Because older workers have so much to gain through the cover letter, customizing the letter to the opportunity is particularly important. "People send me the same cover letter that they sent to the last 10 positions they applied for," says Sarah Hightower Hill, CEO of Chandler Hill Partners, a career search strategies firm. "That's just crazy."

If possible, start the letter with a reference to a professional colleague who connects you to the prospective employer. "Lead with the person who refers you," says Carleen MacKay, a practice leader at staffing firm Spherion Corp. If you've chosen the connection wisely, you'll vastly increase the chances of getting your resume read.

Now use the cover letter -- a faceless, ageless message -- to communicate your core qualifications for the job opening.
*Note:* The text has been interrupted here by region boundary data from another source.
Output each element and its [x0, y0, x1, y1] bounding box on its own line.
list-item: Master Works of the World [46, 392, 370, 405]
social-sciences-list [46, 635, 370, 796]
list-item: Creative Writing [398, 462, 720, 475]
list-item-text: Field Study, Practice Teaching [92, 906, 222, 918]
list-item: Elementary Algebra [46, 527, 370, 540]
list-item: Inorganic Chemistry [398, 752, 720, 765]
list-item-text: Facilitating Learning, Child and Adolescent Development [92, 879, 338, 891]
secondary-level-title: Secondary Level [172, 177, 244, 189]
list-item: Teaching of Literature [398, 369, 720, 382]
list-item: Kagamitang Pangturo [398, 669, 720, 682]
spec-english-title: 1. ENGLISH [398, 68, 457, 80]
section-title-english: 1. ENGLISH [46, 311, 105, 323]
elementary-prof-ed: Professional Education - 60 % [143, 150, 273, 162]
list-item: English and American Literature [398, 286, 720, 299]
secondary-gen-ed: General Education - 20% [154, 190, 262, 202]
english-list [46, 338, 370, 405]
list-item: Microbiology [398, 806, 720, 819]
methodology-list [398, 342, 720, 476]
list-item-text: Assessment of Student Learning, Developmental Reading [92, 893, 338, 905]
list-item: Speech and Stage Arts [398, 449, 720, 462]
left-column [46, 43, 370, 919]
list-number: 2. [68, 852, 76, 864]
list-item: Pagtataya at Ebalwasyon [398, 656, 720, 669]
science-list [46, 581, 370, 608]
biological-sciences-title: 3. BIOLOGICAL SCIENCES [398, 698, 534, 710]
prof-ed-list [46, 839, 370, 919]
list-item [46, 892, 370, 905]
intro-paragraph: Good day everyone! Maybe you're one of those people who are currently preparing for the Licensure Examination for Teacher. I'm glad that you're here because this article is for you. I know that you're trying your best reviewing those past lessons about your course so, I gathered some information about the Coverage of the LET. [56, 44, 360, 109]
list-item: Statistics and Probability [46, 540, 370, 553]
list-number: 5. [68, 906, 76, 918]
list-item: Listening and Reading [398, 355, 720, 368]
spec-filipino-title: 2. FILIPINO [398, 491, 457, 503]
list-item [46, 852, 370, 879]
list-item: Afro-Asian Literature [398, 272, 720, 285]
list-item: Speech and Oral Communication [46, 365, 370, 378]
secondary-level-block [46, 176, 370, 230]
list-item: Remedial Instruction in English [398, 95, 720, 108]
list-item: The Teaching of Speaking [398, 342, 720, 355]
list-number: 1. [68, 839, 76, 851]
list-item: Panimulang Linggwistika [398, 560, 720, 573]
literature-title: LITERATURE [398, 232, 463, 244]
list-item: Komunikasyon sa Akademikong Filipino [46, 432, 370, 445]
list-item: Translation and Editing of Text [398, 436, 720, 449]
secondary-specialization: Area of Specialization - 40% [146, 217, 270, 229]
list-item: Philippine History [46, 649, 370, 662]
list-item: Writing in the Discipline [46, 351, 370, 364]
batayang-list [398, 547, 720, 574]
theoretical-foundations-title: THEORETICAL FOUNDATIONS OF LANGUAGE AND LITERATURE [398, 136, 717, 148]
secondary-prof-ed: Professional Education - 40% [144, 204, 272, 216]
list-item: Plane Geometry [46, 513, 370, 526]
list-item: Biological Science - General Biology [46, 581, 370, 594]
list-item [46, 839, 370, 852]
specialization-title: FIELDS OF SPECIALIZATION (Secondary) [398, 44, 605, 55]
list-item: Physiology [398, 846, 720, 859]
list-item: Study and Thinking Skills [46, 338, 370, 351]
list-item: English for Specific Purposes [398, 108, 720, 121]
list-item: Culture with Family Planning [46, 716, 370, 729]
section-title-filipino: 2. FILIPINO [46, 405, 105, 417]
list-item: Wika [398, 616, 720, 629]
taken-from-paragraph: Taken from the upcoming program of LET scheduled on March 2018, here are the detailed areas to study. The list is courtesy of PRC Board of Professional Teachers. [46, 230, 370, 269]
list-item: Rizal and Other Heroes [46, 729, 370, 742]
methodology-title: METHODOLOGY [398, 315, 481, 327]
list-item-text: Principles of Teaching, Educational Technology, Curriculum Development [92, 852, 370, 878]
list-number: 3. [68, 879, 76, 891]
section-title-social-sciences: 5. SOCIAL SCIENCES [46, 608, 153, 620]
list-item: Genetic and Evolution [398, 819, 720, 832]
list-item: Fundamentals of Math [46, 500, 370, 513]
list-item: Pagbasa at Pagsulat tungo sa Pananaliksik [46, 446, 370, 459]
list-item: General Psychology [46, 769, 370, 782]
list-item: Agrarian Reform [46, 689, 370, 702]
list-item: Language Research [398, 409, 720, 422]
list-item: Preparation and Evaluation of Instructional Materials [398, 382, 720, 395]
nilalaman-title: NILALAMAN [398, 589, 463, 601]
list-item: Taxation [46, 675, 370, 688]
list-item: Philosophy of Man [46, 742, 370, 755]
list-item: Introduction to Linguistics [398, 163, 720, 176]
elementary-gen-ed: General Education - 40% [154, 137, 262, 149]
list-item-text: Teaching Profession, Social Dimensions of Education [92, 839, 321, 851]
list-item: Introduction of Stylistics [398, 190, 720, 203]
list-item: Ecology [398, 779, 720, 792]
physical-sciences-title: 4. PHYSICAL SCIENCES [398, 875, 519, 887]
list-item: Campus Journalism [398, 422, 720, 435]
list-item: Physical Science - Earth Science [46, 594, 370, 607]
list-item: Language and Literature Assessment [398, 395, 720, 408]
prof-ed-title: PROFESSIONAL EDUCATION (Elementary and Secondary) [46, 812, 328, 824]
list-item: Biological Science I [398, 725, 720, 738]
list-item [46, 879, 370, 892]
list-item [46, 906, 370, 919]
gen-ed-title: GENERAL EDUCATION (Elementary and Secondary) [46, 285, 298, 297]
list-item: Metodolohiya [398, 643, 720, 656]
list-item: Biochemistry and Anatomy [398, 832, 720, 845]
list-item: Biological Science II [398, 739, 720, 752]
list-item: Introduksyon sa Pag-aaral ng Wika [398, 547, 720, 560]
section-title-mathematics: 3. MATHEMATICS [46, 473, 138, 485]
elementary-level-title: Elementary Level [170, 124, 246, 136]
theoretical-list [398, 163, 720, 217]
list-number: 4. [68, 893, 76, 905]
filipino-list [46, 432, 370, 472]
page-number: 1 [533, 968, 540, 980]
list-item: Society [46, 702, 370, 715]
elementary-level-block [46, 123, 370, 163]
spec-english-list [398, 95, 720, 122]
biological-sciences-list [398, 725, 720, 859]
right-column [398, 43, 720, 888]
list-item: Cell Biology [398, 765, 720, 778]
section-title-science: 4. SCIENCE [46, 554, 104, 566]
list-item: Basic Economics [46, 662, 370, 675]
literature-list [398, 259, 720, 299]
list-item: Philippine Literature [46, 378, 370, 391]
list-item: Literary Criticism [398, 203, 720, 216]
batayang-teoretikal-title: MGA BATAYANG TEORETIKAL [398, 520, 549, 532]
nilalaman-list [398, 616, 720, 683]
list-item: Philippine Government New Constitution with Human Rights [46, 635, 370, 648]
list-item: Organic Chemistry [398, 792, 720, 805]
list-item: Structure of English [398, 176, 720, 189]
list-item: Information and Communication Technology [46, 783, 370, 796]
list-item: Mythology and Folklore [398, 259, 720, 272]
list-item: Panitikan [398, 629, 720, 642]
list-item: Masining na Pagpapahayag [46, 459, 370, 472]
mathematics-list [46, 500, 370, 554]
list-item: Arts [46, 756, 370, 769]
Resist the temptation to cite years of experience or encyclopedic knowledge of your industry's history. Instead, concentrate on recent, specific accomplishments that make you a match for the job.

Also use the cover message to showcase your business writing skills and familiarity with the language of your industry or occupation. You're likely to have emerged from the US education system before it descended into its present state of mediocrity, and this should show in your writing.

Confront Difficult Issues and Put Them Behind You

If elements of your resume might raise substantial questions for its reviewers, it's best to address these in the cover letter, where you can carefully calibrate your response -- without revealing your age.

"It's important to get stuff like resume gaps out of the way immediately," says Brian Drum, CEO of Drum Associates, a search firm. The second half of the cover message is a good place to do so.

"If salary history is a requirement of the job posting, one must address it, and not superficially or deceptively," says Hill. For older workers, especially those who want to deemphasize the high salary band they've reached in recent years, "it is appropriate to say, ‘Through my career, I've earned salaries in a range from..."

Finally, have a trusted colleague perform a cover letter critique to check the tone of your letter and make sure you've avoid embarrassing spelling, grammar and other errors. After all, crafting an important document with care is one of the skills that can help make the case for your candidacy ahead of younger competitors.